Y así voló por la inmensidad del cielo, y yo también. A veces desaparecíamos entre los nubarrones y volvíamos a aparecer. A medida que nos elevábamos, mi casa se veía cada vez más pequeña, lo mismo que aquel miedo que me había embargado el alma unos instantes previos. Todo lo feo desaparecía lentamente.

tecla

Barrio Altamira, 6:00 A.M.
Edgardo y su borrachera ensayan el paso inadvertido para ingresar a su casa. Encuentran la llave y la enhebran en el ojo del cerrojo después de mucho intentar. Entonces emprenden la sigilosa aventura de deslizarse sin romper nada en el camino de ascenso hacia el lecho matrimonial.
Su esposa aparentemente duerme, los niños también. Atraviesa la recepción sin cometer infracciones e ingresa al living sin encender ni una sola luz al pasar.
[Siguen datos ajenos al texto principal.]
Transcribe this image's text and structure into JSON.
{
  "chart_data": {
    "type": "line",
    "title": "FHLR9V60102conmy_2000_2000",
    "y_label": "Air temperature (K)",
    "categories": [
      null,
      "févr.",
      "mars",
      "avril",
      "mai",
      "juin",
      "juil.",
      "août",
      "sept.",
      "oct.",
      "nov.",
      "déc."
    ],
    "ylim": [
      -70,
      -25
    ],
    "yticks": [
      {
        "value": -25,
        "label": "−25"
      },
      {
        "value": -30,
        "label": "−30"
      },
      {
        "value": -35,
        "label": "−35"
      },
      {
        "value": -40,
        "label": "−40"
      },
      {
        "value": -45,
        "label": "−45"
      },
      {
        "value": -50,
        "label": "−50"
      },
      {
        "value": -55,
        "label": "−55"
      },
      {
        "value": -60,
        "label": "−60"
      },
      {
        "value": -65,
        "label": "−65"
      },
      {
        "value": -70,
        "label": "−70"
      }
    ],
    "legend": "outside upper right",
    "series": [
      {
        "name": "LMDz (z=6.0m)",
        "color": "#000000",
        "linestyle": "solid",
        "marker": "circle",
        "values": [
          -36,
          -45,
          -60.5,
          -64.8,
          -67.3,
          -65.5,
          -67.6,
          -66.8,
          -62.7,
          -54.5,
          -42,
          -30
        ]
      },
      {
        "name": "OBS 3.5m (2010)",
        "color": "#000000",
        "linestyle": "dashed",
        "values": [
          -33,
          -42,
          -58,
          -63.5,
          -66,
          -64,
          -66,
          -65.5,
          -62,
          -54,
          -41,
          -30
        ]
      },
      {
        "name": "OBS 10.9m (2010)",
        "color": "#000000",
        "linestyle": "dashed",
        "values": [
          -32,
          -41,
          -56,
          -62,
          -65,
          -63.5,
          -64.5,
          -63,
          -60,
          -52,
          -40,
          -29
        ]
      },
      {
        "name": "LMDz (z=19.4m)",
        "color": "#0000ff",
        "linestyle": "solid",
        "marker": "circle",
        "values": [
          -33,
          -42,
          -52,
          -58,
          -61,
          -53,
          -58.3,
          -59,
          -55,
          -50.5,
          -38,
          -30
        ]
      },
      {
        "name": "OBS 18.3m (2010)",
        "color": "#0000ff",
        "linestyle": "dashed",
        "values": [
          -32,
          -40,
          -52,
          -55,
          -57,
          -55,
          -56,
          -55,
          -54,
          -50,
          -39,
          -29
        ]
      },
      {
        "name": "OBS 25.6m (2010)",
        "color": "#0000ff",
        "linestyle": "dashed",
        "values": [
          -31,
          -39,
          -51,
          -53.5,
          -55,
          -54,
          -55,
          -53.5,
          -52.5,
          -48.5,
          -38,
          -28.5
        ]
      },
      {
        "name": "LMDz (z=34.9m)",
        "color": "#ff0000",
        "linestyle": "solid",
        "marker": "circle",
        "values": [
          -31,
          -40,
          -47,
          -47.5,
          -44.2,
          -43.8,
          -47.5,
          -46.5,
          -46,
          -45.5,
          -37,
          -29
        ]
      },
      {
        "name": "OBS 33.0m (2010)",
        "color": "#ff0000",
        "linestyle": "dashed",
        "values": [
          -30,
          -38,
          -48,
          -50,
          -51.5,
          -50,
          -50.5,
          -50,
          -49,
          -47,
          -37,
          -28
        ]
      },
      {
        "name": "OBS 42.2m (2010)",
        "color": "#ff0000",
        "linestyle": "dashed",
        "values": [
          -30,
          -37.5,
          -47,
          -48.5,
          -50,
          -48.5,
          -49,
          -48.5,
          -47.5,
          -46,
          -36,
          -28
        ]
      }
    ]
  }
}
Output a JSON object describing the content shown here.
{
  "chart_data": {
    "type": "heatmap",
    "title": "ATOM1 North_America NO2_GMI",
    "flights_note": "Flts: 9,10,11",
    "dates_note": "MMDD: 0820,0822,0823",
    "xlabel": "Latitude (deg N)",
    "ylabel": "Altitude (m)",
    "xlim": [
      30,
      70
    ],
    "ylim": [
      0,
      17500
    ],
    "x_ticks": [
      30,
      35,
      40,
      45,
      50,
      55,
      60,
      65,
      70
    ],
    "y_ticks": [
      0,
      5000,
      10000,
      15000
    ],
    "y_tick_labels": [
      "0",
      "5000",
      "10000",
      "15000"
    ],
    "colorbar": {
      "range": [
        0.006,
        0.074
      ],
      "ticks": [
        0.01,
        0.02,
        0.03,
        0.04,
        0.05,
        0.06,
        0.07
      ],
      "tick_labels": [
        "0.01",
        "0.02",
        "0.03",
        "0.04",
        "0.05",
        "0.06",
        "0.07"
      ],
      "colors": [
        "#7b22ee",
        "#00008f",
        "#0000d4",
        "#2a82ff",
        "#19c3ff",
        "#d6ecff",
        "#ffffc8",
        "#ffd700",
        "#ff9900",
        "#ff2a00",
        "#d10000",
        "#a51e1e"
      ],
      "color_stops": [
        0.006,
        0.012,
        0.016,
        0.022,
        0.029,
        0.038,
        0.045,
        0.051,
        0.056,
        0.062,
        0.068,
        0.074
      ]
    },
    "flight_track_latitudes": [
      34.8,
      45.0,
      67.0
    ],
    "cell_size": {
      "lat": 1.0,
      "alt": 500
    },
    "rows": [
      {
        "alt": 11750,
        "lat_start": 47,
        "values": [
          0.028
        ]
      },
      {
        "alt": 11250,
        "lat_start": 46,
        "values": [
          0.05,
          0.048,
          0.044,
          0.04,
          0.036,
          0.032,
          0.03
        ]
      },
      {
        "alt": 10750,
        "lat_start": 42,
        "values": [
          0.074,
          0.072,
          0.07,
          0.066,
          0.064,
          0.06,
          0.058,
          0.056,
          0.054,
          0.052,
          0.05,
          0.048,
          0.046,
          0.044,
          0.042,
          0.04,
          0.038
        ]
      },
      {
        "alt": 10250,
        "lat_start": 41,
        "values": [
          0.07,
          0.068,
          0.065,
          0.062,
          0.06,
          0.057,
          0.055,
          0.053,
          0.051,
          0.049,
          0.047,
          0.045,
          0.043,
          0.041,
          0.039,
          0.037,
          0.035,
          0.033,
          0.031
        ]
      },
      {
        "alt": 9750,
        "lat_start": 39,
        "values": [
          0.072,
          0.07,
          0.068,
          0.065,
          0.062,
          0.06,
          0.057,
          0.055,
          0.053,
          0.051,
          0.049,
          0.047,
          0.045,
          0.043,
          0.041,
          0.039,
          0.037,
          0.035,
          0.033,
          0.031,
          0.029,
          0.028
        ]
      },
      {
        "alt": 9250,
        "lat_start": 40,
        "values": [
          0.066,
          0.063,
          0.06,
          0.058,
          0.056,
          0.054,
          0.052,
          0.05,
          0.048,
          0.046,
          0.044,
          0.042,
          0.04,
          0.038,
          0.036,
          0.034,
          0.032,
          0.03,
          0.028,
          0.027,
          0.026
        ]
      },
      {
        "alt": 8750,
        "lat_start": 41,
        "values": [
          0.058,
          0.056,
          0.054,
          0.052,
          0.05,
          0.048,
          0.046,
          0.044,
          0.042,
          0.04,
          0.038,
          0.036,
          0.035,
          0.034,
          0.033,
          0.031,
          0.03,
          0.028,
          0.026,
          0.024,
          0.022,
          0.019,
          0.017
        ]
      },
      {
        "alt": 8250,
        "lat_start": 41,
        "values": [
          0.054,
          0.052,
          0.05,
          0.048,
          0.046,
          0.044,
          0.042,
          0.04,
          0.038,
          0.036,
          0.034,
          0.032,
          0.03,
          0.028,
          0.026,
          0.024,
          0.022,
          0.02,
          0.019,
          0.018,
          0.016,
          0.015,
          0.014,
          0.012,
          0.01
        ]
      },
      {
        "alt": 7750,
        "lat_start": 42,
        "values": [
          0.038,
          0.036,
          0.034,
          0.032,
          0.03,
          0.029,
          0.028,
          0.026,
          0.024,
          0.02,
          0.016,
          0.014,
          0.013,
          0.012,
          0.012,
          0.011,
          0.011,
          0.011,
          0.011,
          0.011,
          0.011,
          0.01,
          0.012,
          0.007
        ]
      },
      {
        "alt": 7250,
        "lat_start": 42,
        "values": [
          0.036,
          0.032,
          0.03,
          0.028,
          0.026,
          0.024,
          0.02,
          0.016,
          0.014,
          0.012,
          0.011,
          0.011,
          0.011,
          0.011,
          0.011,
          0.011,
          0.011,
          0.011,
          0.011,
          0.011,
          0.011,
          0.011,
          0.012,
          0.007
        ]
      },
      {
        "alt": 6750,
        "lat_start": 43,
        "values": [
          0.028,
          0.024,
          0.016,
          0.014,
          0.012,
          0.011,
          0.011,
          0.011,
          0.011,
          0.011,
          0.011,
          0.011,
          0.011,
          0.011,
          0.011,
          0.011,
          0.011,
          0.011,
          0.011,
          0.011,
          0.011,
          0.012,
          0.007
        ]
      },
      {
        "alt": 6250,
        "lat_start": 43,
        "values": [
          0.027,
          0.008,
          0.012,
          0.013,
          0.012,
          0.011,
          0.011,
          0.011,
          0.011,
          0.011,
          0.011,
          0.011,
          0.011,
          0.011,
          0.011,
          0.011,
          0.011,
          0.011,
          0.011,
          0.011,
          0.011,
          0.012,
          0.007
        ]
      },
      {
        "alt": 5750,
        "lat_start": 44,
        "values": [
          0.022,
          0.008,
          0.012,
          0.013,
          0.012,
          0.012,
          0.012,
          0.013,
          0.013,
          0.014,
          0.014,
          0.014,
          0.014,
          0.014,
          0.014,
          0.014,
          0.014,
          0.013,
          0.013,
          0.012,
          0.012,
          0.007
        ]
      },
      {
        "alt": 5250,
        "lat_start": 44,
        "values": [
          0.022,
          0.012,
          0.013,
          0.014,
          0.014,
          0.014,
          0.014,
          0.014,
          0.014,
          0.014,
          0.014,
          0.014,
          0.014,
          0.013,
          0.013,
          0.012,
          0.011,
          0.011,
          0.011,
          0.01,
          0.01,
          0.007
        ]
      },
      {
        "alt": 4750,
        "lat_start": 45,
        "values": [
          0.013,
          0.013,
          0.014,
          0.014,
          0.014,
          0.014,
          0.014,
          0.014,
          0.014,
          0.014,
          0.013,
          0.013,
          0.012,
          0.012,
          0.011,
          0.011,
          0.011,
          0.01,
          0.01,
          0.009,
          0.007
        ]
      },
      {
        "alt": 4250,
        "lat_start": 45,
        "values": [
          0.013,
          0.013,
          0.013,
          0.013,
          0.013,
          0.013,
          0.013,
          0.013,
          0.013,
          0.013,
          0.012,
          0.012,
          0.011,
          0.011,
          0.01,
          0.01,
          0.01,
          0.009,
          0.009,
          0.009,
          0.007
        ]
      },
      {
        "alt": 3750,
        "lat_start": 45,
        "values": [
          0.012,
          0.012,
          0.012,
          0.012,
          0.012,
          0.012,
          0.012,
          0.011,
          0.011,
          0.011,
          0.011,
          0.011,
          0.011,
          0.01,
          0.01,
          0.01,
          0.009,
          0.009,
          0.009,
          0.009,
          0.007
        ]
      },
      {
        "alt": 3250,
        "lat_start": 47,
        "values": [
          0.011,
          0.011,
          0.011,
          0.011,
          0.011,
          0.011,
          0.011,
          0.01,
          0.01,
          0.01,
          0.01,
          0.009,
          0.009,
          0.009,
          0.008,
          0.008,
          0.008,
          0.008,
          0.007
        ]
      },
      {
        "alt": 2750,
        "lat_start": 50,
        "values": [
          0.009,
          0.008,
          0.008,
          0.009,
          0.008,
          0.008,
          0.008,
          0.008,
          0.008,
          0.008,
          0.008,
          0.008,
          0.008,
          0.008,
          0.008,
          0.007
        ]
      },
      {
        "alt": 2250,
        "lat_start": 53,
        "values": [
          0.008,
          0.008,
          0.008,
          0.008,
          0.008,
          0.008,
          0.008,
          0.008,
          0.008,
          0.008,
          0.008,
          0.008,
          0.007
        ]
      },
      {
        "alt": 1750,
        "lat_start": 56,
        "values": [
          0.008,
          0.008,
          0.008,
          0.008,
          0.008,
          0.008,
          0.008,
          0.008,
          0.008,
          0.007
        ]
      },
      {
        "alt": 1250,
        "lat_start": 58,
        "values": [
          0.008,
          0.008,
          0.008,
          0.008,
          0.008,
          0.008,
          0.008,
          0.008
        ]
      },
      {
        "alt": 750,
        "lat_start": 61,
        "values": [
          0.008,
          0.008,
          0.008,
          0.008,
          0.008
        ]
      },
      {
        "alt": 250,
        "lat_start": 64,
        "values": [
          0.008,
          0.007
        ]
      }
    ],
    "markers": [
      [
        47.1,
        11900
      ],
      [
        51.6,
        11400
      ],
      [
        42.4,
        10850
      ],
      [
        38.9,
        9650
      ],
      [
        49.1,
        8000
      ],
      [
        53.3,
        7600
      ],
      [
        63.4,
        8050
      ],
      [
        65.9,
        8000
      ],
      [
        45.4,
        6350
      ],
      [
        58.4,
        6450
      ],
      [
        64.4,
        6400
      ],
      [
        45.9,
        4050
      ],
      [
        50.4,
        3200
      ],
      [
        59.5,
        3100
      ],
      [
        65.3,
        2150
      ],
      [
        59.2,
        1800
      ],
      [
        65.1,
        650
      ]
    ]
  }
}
Se quitan el abrigo y con un mínimo nivel de ruido logran evitar un estornudo, pero en la ceguera de su entusiasmo no alcanzan a distinguir entre una baranda de escalera y la tapa abierta de un piano. Meten la pata hasta el fondo, mejor dicho las manos, y lo hacen sonar.
Súbitamente el ruido de las cuerdas rompen con la armonía del hogar y se enciende la luz del altillo. Una la señal de alerta se activa en la sala de controles de la cabeza de nuestro amigo. ¡Pronto! ¡Piensa rápido idiota! ¡Ve y encuentra un disfraz!
Edgardo logra rescatar de entre la ropa sucia una bata rosada, vierte en un vaso un poco de leche sobrante de la cena del gato, luego vuelve a la escena del crimen aparentando desvelo, con suma naturalidad. Desvía su mirada hacia la escalera mientras juega con una tecla cualquiera del piano. Marta se aparece y no dice nada, sólo le mira los zapatos bañados de vómito y suciedad.